Aqui jaz a ironia suprema, mais cortante que navalha de barbeiro cego: os dinossauros não morreram por causa dos asteroides. Morreram porque, quando os extraterrestres lhes ofereceram telemóveis, esqueceram-se de olhar para cima. A extinção chegou discretamente, entre piadas de gatos e tutoriais de maquilhagem.

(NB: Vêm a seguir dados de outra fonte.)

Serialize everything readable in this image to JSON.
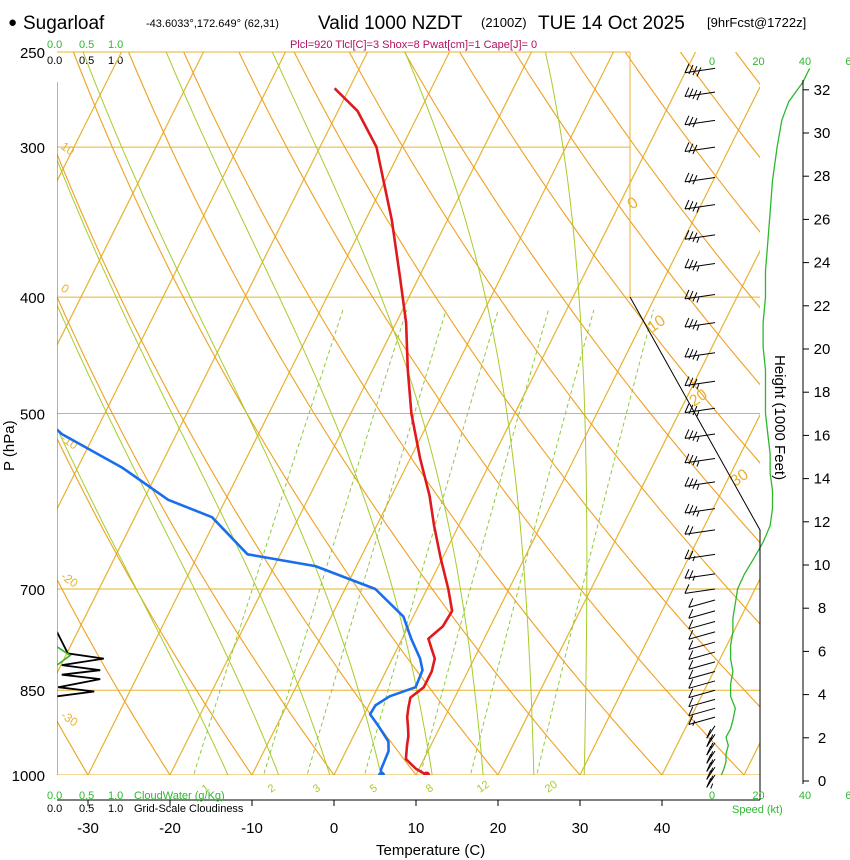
{
  "colors": {
    "isotherm": "#e8b230",
    "dry_adiabat": "#f0a020",
    "moist_adiabat": "#a6cc2c",
    "mixing_ratio": "#8fca3a",
    "temperature": "#e0191e",
    "dewpoint": "#1a6eee",
    "cloud": "#2db82d",
    "params": "#b01060",
    "black": "#000000"
  },
  "header": {
    "bullet": "●",
    "station": "Sugarloaf",
    "coords": "-43.6033°,172.649° (62,31)",
    "valid": "Valid 1000 NZDT",
    "utc": "(2100Z)",
    "date": "TUE 14 Oct 2025",
    "forecast": "[9hrFcst@1722z]",
    "params": "Plcl=920 Tlcl[C]=3 Shox=8 Pwat[cm]=1 Cape[J]= 0"
  },
  "chart_data": {
    "type": "line",
    "title": "Skew-T log-P sounding",
    "xlabel": "Temperature (C)",
    "ylabel": "P (hPa)",
    "y2label": "Height (1000 Feet)",
    "xlim": [
      -35,
      45
    ],
    "ylim": [
      1050,
      250
    ],
    "x_ticks": [
      "-30",
      "-20",
      "-10",
      "0",
      "10",
      "20",
      "30",
      "40"
    ],
    "x_tick_values": [
      -30,
      -20,
      -10,
      0,
      10,
      20,
      30,
      40
    ],
    "pressure_ticks": [
      "250",
      "300",
      "400",
      "500",
      "700",
      "850",
      "1000"
    ],
    "pressure_tick_values": [
      250,
      300,
      400,
      500,
      700,
      850,
      1000
    ],
    "height_ticks": [
      "0",
      "2",
      "4",
      "6",
      "8",
      "10",
      "12",
      "14",
      "16",
      "18",
      "20",
      "22",
      "24",
      "26",
      "28",
      "30",
      "32"
    ],
    "height_tick_values": [
      0,
      2,
      4,
      6,
      8,
      10,
      12,
      14,
      16,
      18,
      20,
      22,
      24,
      26,
      28,
      30,
      32
    ],
    "isotherm_labels": [
      "10",
      "0",
      "-10",
      "-20",
      "-30"
    ],
    "isotherm_label_values": [
      10,
      0,
      -10,
      -20,
      -30
    ],
    "adiabat_labels": [
      "0",
      "10",
      "20",
      "30"
    ],
    "mixing_ratio_labels": [
      "1",
      "2",
      "3",
      "5",
      "8",
      "12",
      "20"
    ],
    "series": [
      {
        "name": "Temperature",
        "points": [
          [
            11.3,
            1000
          ],
          [
            9.6,
            988
          ],
          [
            7.8,
            970
          ],
          [
            7.1,
            945
          ],
          [
            6.7,
            928
          ],
          [
            6.1,
            912
          ],
          [
            5.4,
            895
          ],
          [
            5.0,
            880
          ],
          [
            4.6,
            862
          ],
          [
            5.6,
            845
          ],
          [
            5.6,
            820
          ],
          [
            5.2,
            800
          ],
          [
            4.2,
            785
          ],
          [
            3.2,
            770
          ],
          [
            4.2,
            752
          ],
          [
            4.4,
            730
          ],
          [
            2.6,
            700
          ],
          [
            -0.2,
            660
          ],
          [
            -3.0,
            620
          ],
          [
            -5.4,
            585
          ],
          [
            -8.8,
            545
          ],
          [
            -12.6,
            500
          ],
          [
            -15.7,
            460
          ],
          [
            -18.8,
            420
          ],
          [
            -22.3,
            385
          ],
          [
            -26.8,
            345
          ],
          [
            -30.2,
            320
          ],
          [
            -33.1,
            300
          ],
          [
            -37.6,
            280
          ],
          [
            -41.8,
            268
          ]
        ]
      },
      {
        "name": "Dewpoint",
        "points": [
          [
            5.8,
            1000
          ],
          [
            5.4,
            990
          ],
          [
            5.2,
            955
          ],
          [
            4.6,
            938
          ],
          [
            2.4,
            910
          ],
          [
            0.7,
            890
          ],
          [
            0.8,
            875
          ],
          [
            2.0,
            860
          ],
          [
            4.6,
            845
          ],
          [
            4.4,
            818
          ],
          [
            3.4,
            800
          ],
          [
            1.1,
            770
          ],
          [
            -1.2,
            738
          ],
          [
            -6.3,
            700
          ],
          [
            -15.0,
            670
          ],
          [
            -24.0,
            655
          ],
          [
            -30.6,
            610
          ],
          [
            -37.0,
            590
          ],
          [
            -44.5,
            555
          ],
          [
            -54.0,
            520
          ],
          [
            -62.0,
            480
          ],
          [
            -72.0,
            450
          ],
          [
            -95.0,
            360
          ],
          [
            -99.0,
            330
          ],
          [
            -104.0,
            315
          ],
          [
            -107.5,
            300
          ],
          [
            -112.0,
            285
          ],
          [
            -116.0,
            268
          ]
        ]
      }
    ],
    "surface_temperature_c": 11.3,
    "surface_dewpoint_c": 5.8,
    "inset_scale_top": [
      "0.0",
      "0.5",
      "1.0"
    ],
    "inset_scale_bottom_cloudwater": [
      "0.0",
      "0.5",
      "1.0"
    ],
    "inset_scale_bottom_cloudiness": [
      "0.0",
      "0.5",
      "1.0"
    ],
    "inset_scale_top_green": [
      "0.0",
      "0.5",
      "1.0"
    ],
    "cloudwater_label": "CloudWater (g/Kg)",
    "cloudiness_label": "Grid-Scale Cloudiness",
    "cloudiness_profile": [
      [
        0.0,
        760
      ],
      [
        0.18,
        792
      ],
      [
        0.78,
        800
      ],
      [
        0.08,
        810
      ],
      [
        0.72,
        818
      ],
      [
        0.08,
        825
      ],
      [
        0.72,
        832
      ],
      [
        0.02,
        845
      ],
      [
        0.62,
        852
      ],
      [
        0.0,
        860
      ]
    ],
    "cloudwater_profile": [
      [
        0.0,
        782
      ],
      [
        0.22,
        795
      ],
      [
        0.0,
        810
      ]
    ],
    "wind_speed_scale": [
      "0",
      "20",
      "40",
      "60"
    ],
    "wind_speed_scale_values": [
      0,
      20,
      40,
      60
    ],
    "wind_speed_label": "Speed (kt)",
    "wind_speed_profile": [
      [
        4,
        1000
      ],
      [
        5,
        990
      ],
      [
        6,
        975
      ],
      [
        6,
        960
      ],
      [
        7,
        945
      ],
      [
        6,
        930
      ],
      [
        8,
        915
      ],
      [
        9,
        900
      ],
      [
        10,
        880
      ],
      [
        8,
        860
      ],
      [
        8,
        840
      ],
      [
        9,
        820
      ],
      [
        8,
        800
      ],
      [
        8,
        780
      ],
      [
        9,
        760
      ],
      [
        9,
        740
      ],
      [
        10,
        720
      ],
      [
        11,
        700
      ],
      [
        14,
        680
      ],
      [
        18,
        660
      ],
      [
        22,
        640
      ],
      [
        25,
        620
      ],
      [
        26,
        600
      ],
      [
        26,
        580
      ],
      [
        25,
        560
      ],
      [
        25,
        540
      ],
      [
        24,
        520
      ],
      [
        23,
        500
      ],
      [
        23,
        480
      ],
      [
        23,
        460
      ],
      [
        22,
        440
      ],
      [
        22,
        420
      ],
      [
        23,
        400
      ],
      [
        23,
        380
      ],
      [
        24,
        360
      ],
      [
        25,
        340
      ],
      [
        26,
        320
      ],
      [
        28,
        300
      ],
      [
        30,
        285
      ],
      [
        33,
        275
      ],
      [
        39,
        265
      ],
      [
        42,
        258
      ]
    ],
    "wind_barbs": [
      {
        "p": 1000,
        "spd": 5
      },
      {
        "p": 985,
        "spd": 5
      },
      {
        "p": 970,
        "spd": 5
      },
      {
        "p": 955,
        "spd": 5
      },
      {
        "p": 940,
        "spd": 5
      },
      {
        "p": 925,
        "spd": 5
      },
      {
        "p": 910,
        "spd": 5
      },
      {
        "p": 895,
        "spd": 5
      },
      {
        "p": 880,
        "spd": 10
      },
      {
        "p": 865,
        "spd": 10
      },
      {
        "p": 850,
        "spd": 10
      },
      {
        "p": 835,
        "spd": 10
      },
      {
        "p": 820,
        "spd": 10
      },
      {
        "p": 805,
        "spd": 10
      },
      {
        "p": 790,
        "spd": 10
      },
      {
        "p": 775,
        "spd": 10
      },
      {
        "p": 760,
        "spd": 10
      },
      {
        "p": 745,
        "spd": 10
      },
      {
        "p": 730,
        "spd": 10
      },
      {
        "p": 715,
        "spd": 10
      },
      {
        "p": 700,
        "spd": 10
      },
      {
        "p": 680,
        "spd": 15
      },
      {
        "p": 655,
        "spd": 15
      },
      {
        "p": 625,
        "spd": 20
      },
      {
        "p": 600,
        "spd": 25
      },
      {
        "p": 570,
        "spd": 25
      },
      {
        "p": 545,
        "spd": 25
      },
      {
        "p": 520,
        "spd": 25
      },
      {
        "p": 495,
        "spd": 25
      },
      {
        "p": 470,
        "spd": 25
      },
      {
        "p": 445,
        "spd": 25
      },
      {
        "p": 420,
        "spd": 25
      },
      {
        "p": 398,
        "spd": 25
      },
      {
        "p": 375,
        "spd": 25
      },
      {
        "p": 355,
        "spd": 25
      },
      {
        "p": 335,
        "spd": 25
      },
      {
        "p": 318,
        "spd": 30
      },
      {
        "p": 300,
        "spd": 30
      },
      {
        "p": 285,
        "spd": 30
      },
      {
        "p": 270,
        "spd": 40
      },
      {
        "p": 258,
        "spd": 40
      }
    ]
  }
}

Há, contudo, um fio de esperança — fino como o fumo do último cigarro da noite. Numa escola de Viseu, uma aluna de 16 anos interrompeu uma briga, desligou o telemóvel de um colega, e disparou: “Se querem filmá-la tanto, filmem-me a mim a dar-vos na cabeça. E já agora, aprendam: quem não aparta briga de cães, vai dormir sem ceia.” O vídeo, claro, tornou-se viral. Mas desta vez, o herói era real. E a legenda? “Esta miúda tem mais tomates que o Cristiano a marcar livres.”
E enfim…
A mudança, quando vier, não nascerá de manuais de civismo ou campanhas de marketing emocional. Nascerá do cansaço. Do dia em que um miúdo perceber que ser influencer de miséria é tão efémero como um vídeo de 24 horas — ou como a paciência de um gajo que espera uma consulta durante 19 meses no SNS. Até lá, resta-nos a perplexidade perante um mundo onde a coragem se mede em visualizações, e o silêncio dos espectadores é o som mais alto da sala. É como dizia o velho Chico da “Isca Bela”, antes levar um murro por causa de uma dívida de dois euros: “Quem não mete a colher, não sabe o sabor da panela.”
E aos adultos que os criticam, lembrem-se: os filhos não caíram do céu. Caíram do vosso exemplo — e, pelo visto, aterraram de cara no ecrã.